Starting with the debacle against the Miami-Florida Hurricanes in 2017, through the most recent game against the Ball State Cardinals, the Notre Dame Fighting Irish running backs are averaging 23 carries per game and 92 yards. This is a far cry from the “33 Trucking” hysteria earlier last season, where the entire convoy of “true” running backs were getting 30 carries per game for an average of 223 yards per game.
Additionally, Notre Dame has seen its rushing TDs per game drop from 3.77 in the first nine contests of 2017, down to 1.0 per game over the last 6 games. This is a decrease of nearly 20 points per game in offensive production, and the lack of run game efficacy appears to have Brian Kelly reaching back into the grab-bag for answers.
The decreases above are striking, and its possible that we are observing the beginning of Brian Kelly’s abandonment of 2017’s #RTDB (run the damn ball) offensive identity that produced some of the best football in Kelly’s tenure at Notre Dame. Subsequently, the strategy in the Ball State game seemed to be force Brandon Wimbush to magically become a polished pocket-passer, which he is not.
A bright spot of the Ball State game was the defense holding up. But as the point production of the offense becomes seemingly more anemic with each passing week, one wonders how long Clark Lea can keep opponents in check.
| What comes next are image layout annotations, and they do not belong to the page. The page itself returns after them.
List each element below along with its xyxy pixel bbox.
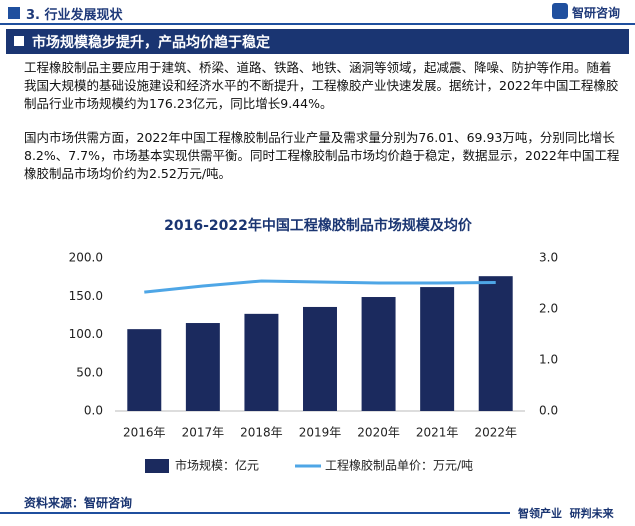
y-tick-label: 0.0 <box>84 404 103 418</box>
y-tick-label: 200.0 <box>69 251 103 265</box>
y2-tick-label: 2.0 <box>539 302 558 316</box>
header-rule <box>0 23 635 25</box>
x-tick-label: 2018年 <box>240 426 283 440</box>
y2-tick-label: 0.0 <box>539 404 558 418</box>
paragraph: 工程橡胶制品主要应用于建筑、桥梁、道路、铁路、地铁、涵洞等领域，起减震、降噪、防… <box>24 60 619 111</box>
footer-rule <box>0 512 510 514</box>
body-text: 工程橡胶制品主要应用于建筑、桥梁、道路、铁路、地铁、涵洞等领域，起减震、降噪、防… <box>24 59 622 183</box>
bar <box>478 276 513 411</box>
bar <box>185 323 220 411</box>
bar <box>303 306 337 411</box>
y-tick-label: 50.0 <box>76 365 103 379</box>
header-icon <box>8 7 20 19</box>
source: 资料来源：智研咨询 <box>24 496 133 510</box>
bar <box>127 329 162 411</box>
legend-label: 工程橡胶制品单价：万元/吨 <box>325 458 473 473</box>
y2-tick-label: 3.0 <box>539 251 558 265</box>
line <box>144 279 496 294</box>
x-tick-label: 2021年 <box>416 426 459 440</box>
legend-label: 市场规模：亿元 <box>175 458 259 473</box>
bar <box>420 287 455 411</box>
y-tick-label: 150.0 <box>69 289 103 303</box>
banner: 市场规模稳步提升，产品均价趋于稳定 <box>6 29 629 54</box>
section-title: 3. 行业发展现状 <box>26 8 123 23</box>
banner-icon <box>14 36 24 46</box>
y2-tick-label: 1.0 <box>539 353 558 367</box>
x-tick-label: 2022年 <box>474 426 517 440</box>
bar <box>244 313 279 411</box>
logo: 智研咨询 <box>572 6 621 20</box>
x-tick-label: 2020年 <box>357 426 400 440</box>
footer: 智领产业 研判未来 <box>518 507 614 520</box>
x-tick-label: 2017年 <box>182 426 225 440</box>
legend-swatch <box>145 459 169 473</box>
logo-icon <box>552 3 568 19</box>
x-tick-label: 2016年 <box>123 426 166 440</box>
banner-title: 市场规模稳步提升，产品均价趋于稳定 <box>32 35 270 51</box>
x-tick-label: 2019年 <box>299 426 342 440</box>
y-tick-label: 100.0 <box>69 327 103 341</box>
chart-title: 2016-2022年中国工程橡胶制品市场规模及均价 <box>164 217 473 234</box>
bar <box>361 297 396 411</box>
paragraph: 国内市场供需方面，2022年中国工程橡胶制品行业产量及需求量分别为76.01、6… <box>24 130 620 181</box>
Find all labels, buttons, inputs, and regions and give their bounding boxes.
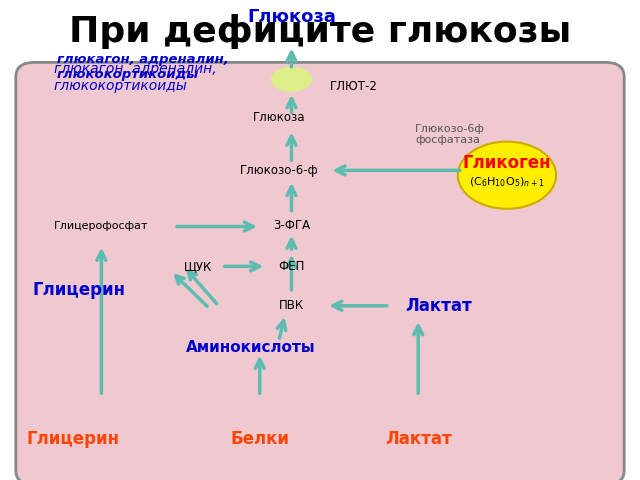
Text: Глицерин: Глицерин [33, 281, 125, 300]
Ellipse shape [271, 67, 311, 91]
Ellipse shape [458, 142, 556, 209]
Text: глюкагон, адреналин,
глюкокортикоиды: глюкагон, адреналин, глюкокортикоиды [54, 62, 216, 93]
Text: ГЛЮТ-2: ГЛЮТ-2 [330, 80, 378, 93]
Text: ЩУК: ЩУК [184, 260, 212, 273]
Text: ФЕП: ФЕП [278, 260, 305, 273]
Text: (С$_6$Н$_{10}$О$_5$)$_{n+1}$: (С$_6$Н$_{10}$О$_5$)$_{n+1}$ [469, 176, 545, 189]
Text: Глицерин: Глицерин [26, 430, 119, 448]
Text: глюкагон, адреналин,
глюкокортикоиды: глюкагон, адреналин, глюкокортикоиды [57, 53, 228, 81]
Text: ПВК: ПВК [279, 299, 304, 312]
Text: Лактат: Лактат [406, 297, 472, 315]
Text: Глицерофосфат: Глицерофосфат [54, 221, 148, 230]
Text: 3-ФГА: 3-ФГА [273, 219, 310, 232]
Text: Белки: Белки [230, 430, 289, 448]
Text: Глюкозо-6ф
фосфатаза: Глюкозо-6ф фосфатаза [415, 124, 485, 145]
Text: Гликоген: Гликоген [463, 154, 551, 172]
Text: Лактат: Лактат [385, 430, 452, 448]
Text: Глюкоза: Глюкоза [247, 9, 336, 26]
Text: Аминокислоты: Аминокислоты [186, 340, 315, 356]
FancyBboxPatch shape [16, 62, 624, 480]
Text: Глюкоза: Глюкоза [253, 111, 305, 124]
Text: Глюкозо-6-ф: Глюкозо-6-ф [239, 164, 318, 177]
Text: При дефиците глюкозы: При дефиците глюкозы [69, 14, 571, 49]
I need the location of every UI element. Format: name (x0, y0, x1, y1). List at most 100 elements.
Certainly Dexter Williams will be a welcome shot in the arm for the run game, and this might be Brandon Wimbush’s best hope to remain on the field as the field general of a run-first offense.
Alternatively, Ian Book may come in as the starter in the coming weeks and while the possibility exists that he will quarterback a competent running team with Williams, the fear is that Brian Kelly 1.0 emerges with the pass-happy offenses that have yielded numerous 8-5 seasons.